Insider Transaction Report
- Award
Common Stock
[F1][F2]2026-04-30$1.83/sh+21,739$39,782→ 63,237,924 total
- 154,827(indirect: See footnote)
Common Stock
[F3] - 26,578(indirect: See footnote)
Common Stock
[F4] - 12,900,188(indirect: See footnote)
Common Stock
[F5]
Footnotes (5)
- [F1]Shares issued as dividend on Series B Preferred Shares held by reporting person.
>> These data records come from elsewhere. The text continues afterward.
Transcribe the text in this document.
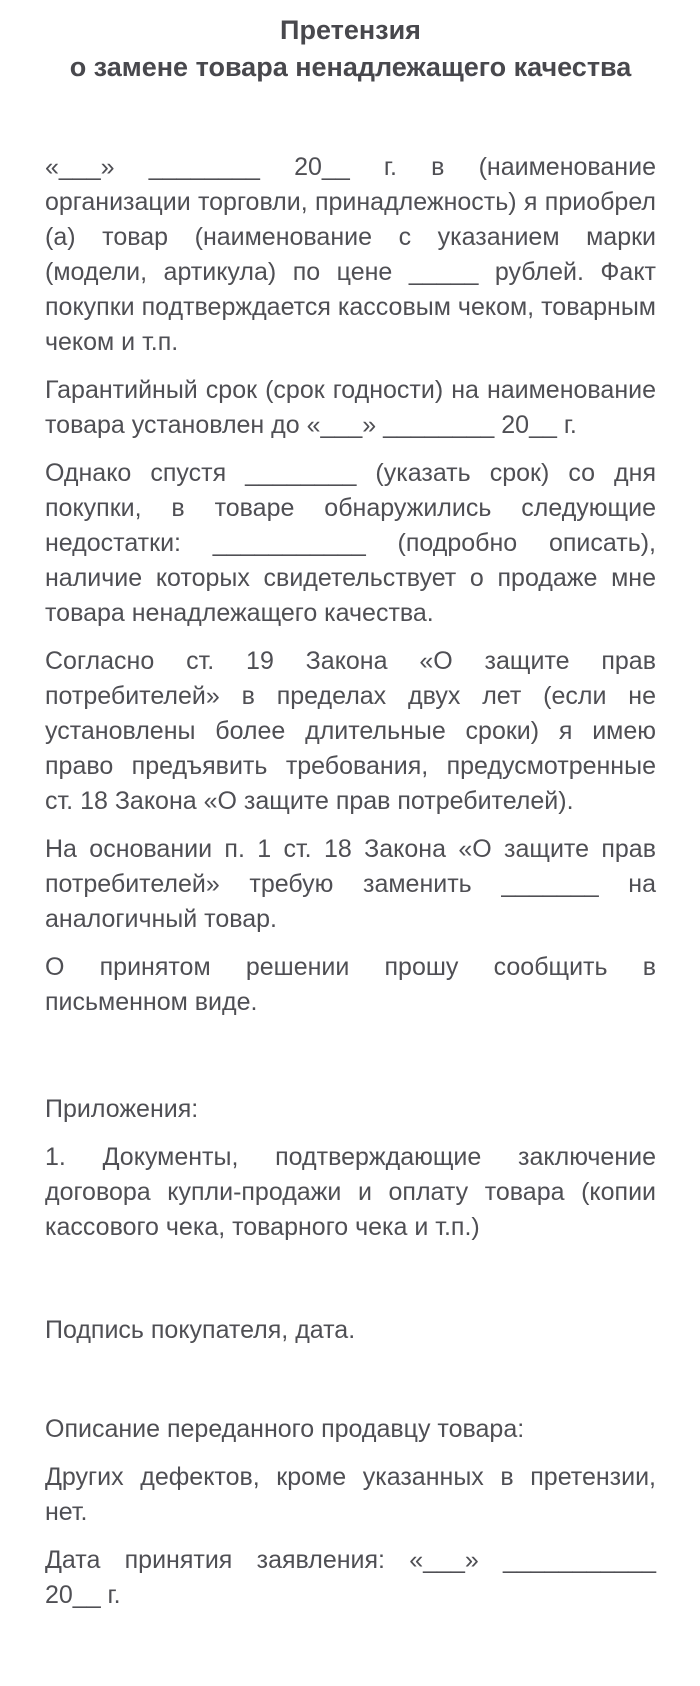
Претензия
о замене товара ненадлежащего качества

«___» ________ 20__ г. в (наименование организации торговли, принадлежность) я приобрел (а) товар (наименование с указанием марки (модели, артикула) по цене _____ рублей. Факт покупки подтверждается кассовым чеком, товарным чеком и т.п.

Гарантийный срок (срок годности) на наименование товара установлен до «___» ________ 20__ г.

Однако спустя ________ (указать срок) со дня покупки, в товаре обнаружились следующие недостатки: ___________ (подробно описать), наличие которых свидетельствует о продаже мне товара ненадлежащего качества.

Согласно ст. 19 Закона «О защите прав потребителей» в пределах двух лет (если не установлены более длительные сроки) я имею право предъявить требования, предусмотренные ст. 18 Закона «О защите прав потребителей).

На основании п. 1 ст. 18 Закона «О защите прав потребителей» требую заменить _______ на аналогичный товар.

О принятом решении прошу сообщить в письменном виде.

Приложения:

1. Документы, подтверждающие заключение договора купли-продажи и оплату товара (копии кассового чека, товарного чека и т.п.)

Подпись покупателя, дата.

Описание переданного продавцу товара:

Других дефектов, кроме указанных в претензии, нет.

Дата принятия заявления: «___» ___________

20__ г.
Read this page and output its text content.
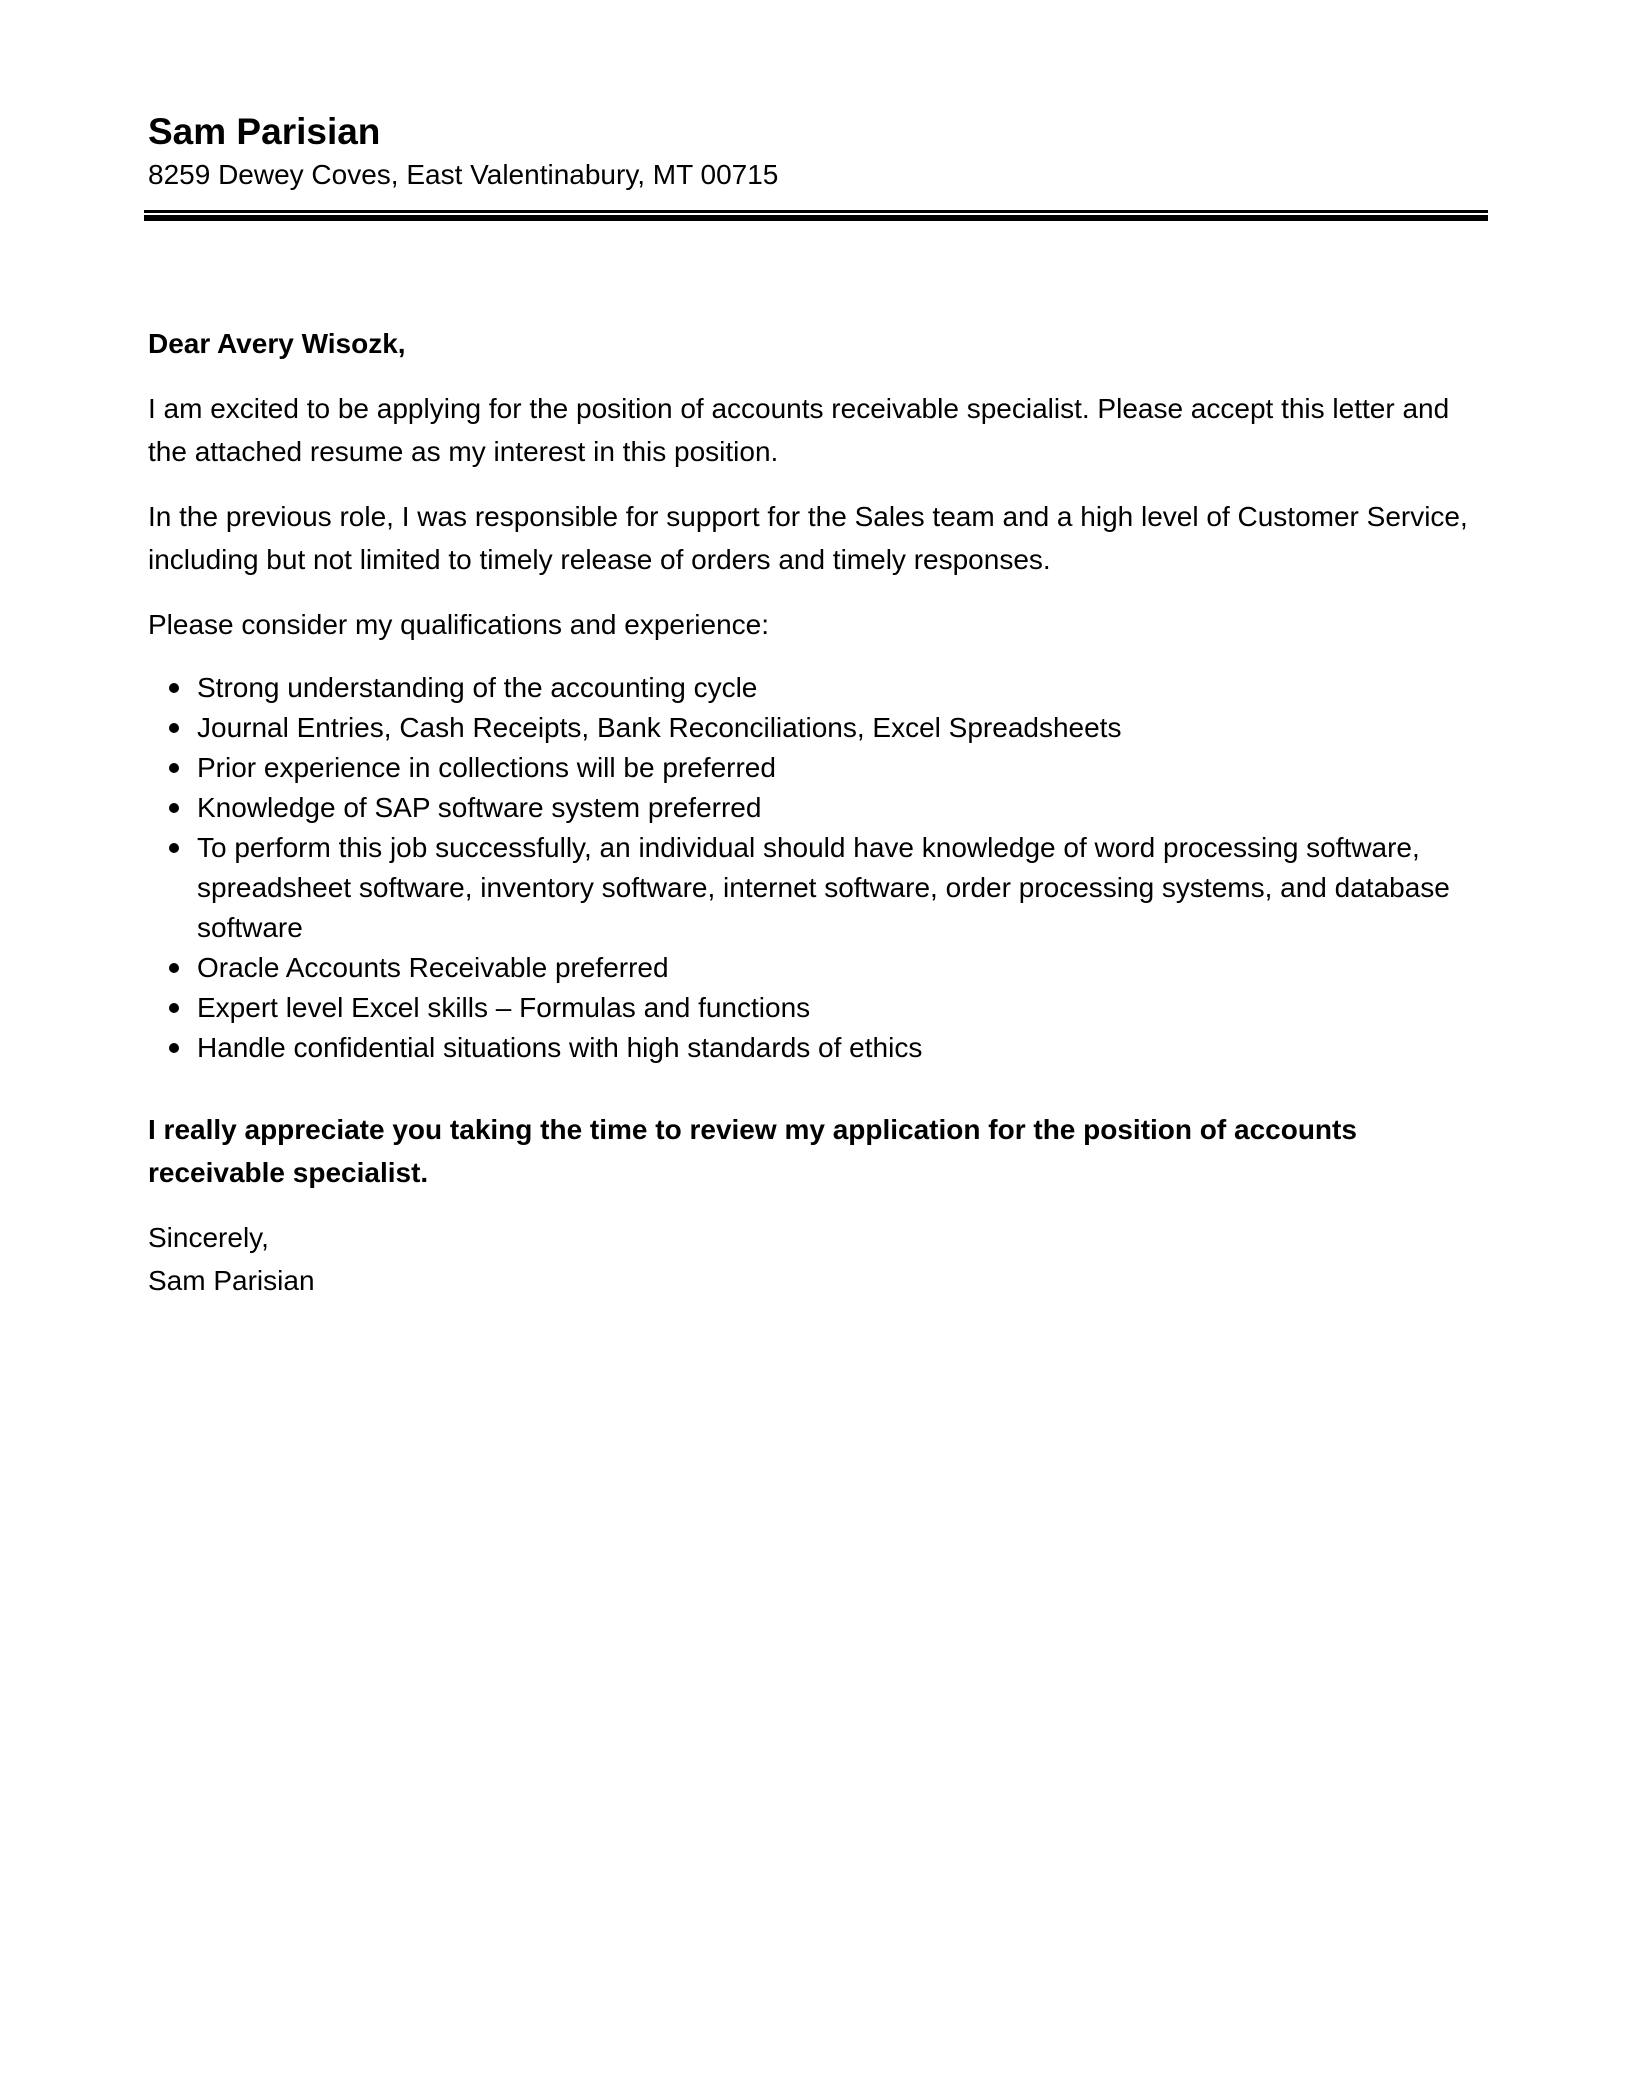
Sam Parisian

8259 Dewey Coves, East Valentinabury, MT 00715

Dear Avery Wisozk,

I am excited to be applying for the position of accounts receivable specialist. Please accept this letter and the attached resume as my interest in this position.

In the previous role, I was responsible for support for the Sales team and a high level of Customer Service, including but not limited to timely release of orders and timely responses.

Please consider my qualifications and experience:

Strong understanding of the accounting cycle
Journal Entries, Cash Receipts, Bank Reconciliations, Excel Spreadsheets
Prior experience in collections will be preferred
Knowledge of SAP software system preferred
To perform this job successfully, an individual should have knowledge of word processing software, spreadsheet software, inventory software, internet software, order processing systems, and database software
Oracle Accounts Receivable preferred
Expert level Excel skills – Formulas and functions
Handle confidential situations with high standards of ethics

I really appreciate you taking the time to review my application for the position of accounts receivable specialist.

Sincerely,

Sam Parisian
- [F2]Does not include 725,200 shares of common stock which may be issued upon conversion of 140,000 shares of Series B preferred stock held by the reporting person, each with a stated value of $10.00 per share, at 70% of $2.78 (the minimum price on the date of issuance).
- [F3]Held by SIF Energy LLC. The reporting person has voting and investment control over such shares.
- [F4]Held by Balance Labs, Inc. The reporting person has voting and investment control over such shares.
- [F5]Held by Inductive Holdings LLC. The reporting person has voting and investment control over such shares.